Price: £7.99
Publisher: Little Island
Genre: Fiction
Age Range: 14+ Secondary/Adult
Length: 256pp
Buy the Book
Still Falling
Two teenagers meet on the first day of sixth form. Luke Bressan is intelligent and good-looking, but he has two problems: having spent six years in foster care he is wary of physical contact, and he has epilepsy. Esther Wilson also has two problems, maybe more serious than Luke’s: her family is highly religious (though her own faith is beginning to waver) and her father is headmaster of the school.
The meeting of Luke and Esther is a spectacular event. Luke takes his place at the very first lesson of the new school year and the stress of the situation leads him to have a seizure. Esther has worked as a volunteer on a special needs summer scheme at the school where her mother teaches, and she knows what to do. Embarrassingly for Luke, in the seizure he loses control of his bladder.
The two become close, but then a popular girl named Jasmine invites them to one of her parties. At the party Esther and Luke kiss. While Esther is willing to go further, Luke is reluctant, his response conditioned in part by his medical condition and in part by the wariness he acquired from being in care. When Esther has departed, Luke and Jasmine kiss.
Luke then convinces himself that he has committed a serious crime.
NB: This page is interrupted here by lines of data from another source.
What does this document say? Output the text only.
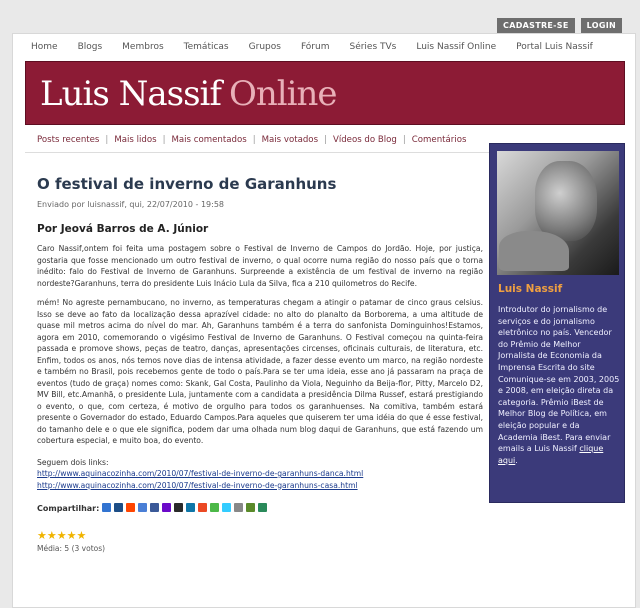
CADASTRE-SE	LOGIN
Home Blogs Membros Temáticas Grupos Fórum Séries TVs Luis Nassif Online Portal Luis Nassif
Luis Nassif Online
Posts recentes | Mais lidos | Mais comentados | Mais votados | Vídeos do Blog | Comentários
O festival de inverno de Garanhuns
Enviado por luisnassif, qui, 22/07/2010 - 19:58
Por Jeová Barros de A. Júnior

Caro Nassif,ontem foi feita uma postagem sobre o Festival de Inverno de Campos do Jordão. Hoje, por justiça, gostaria que fosse mencionado um outro festival de inverno, o qual ocorre numa região do nosso país que o torna inédito: falo do Festival de Inverno de Garanhuns. Surpreende a existência de um festival de inverno na região nordeste?Garanhuns, terra do presidente Luis Inácio Lula da Silva, fica a 210 quilometros do Recife.

mém! No agreste pernambucano, no inverno, as temperaturas chegam a atingir o patamar de cinco graus celsius. Isso se deve ao fato da localização dessa aprazível cidade: no alto do planalto da Borborema, a uma altitude de quase mil metros acima do nível do mar. Ah, Garanhuns também é a terra do sanfonista Dominguinhos!Estamos, agora em 2010, comemorando o vigésimo Festival de Inverno de Garanhuns. O Festival começou na quinta-feira passada e promove shows, peças de teatro, danças, apresentações circenses, oficinais culturais, de literatura, etc. Enfim, todos os anos, nós temos nove dias de intensa atividade, a fazer desse evento um marco, na região nordeste e também no Brasil, pois recebemos gente de todo o país.Para se ter uma ideia, esse ano já passaram na praça de eventos (tudo de graça) nomes como: Skank, Gal Costa, Paulinho da Viola, Neguinho da Beija-flor, Pitty, Marcelo D2, MV Bill, etc.Amanhã, o presidente Lula, juntamente com a candidata a presidência Dilma Russef, estará prestigiando o evento, o que, com certeza, é motivo de orgulho para todos os garanhuenses. Na comitiva, também estará presente o Governador do estado, Eduardo Campos.Para aqueles que quiserem ter uma idéia do que é esse festival, do tamanho dele e o que ele significa, podem dar uma olhada num blog daqui de Garanhuns, que está fazendo um cobertura especial, e muito boa, do evento.

Seguem dois links:
http://www.aquinacozinha.com/2010/07/festival-de-inverno-de-garanhuns-danca.html
http://www.aquinacozinha.com/2010/07/festival-de-inverno-de-garanhuns-casa.html
Compartilhar:
★★★★★
Média: 5 (3 votos)
Luis Nassif
Introdutor do jornalismo de serviços e do jornalismo eletrônico no país. Vencedor do Prêmio de Melhor Jornalista de Economia da Imprensa Escrita do site Comunique-se em 2003, 2005 e 2008, em eleição direta da categoria. Prêmio iBest de Melhor Blog de Política, em eleição popular e da Academia iBest. Para enviar emails a Luis Nassif clique aqui.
The narrative explores what he has or hasn’t done and how Esther helps him unveil the truth.
The strength of this remarkable book derives from the credibility of its characters. It is a daunting task to depict in fiction a character with a serious medical problem who nevertheless commands the reader’s absolute attention, but Wilkinson succeeds. Esther is quiet and sensible, far removed from the ditsy-if-pretty heroine of teen fiction, and she walks through these pages with memorable resolution and perceptiveness.
Girls like Esther rarely get the boy in teen fiction; boys like Luke are usually the victims. These two stereotypes are smashed to pieces in this book.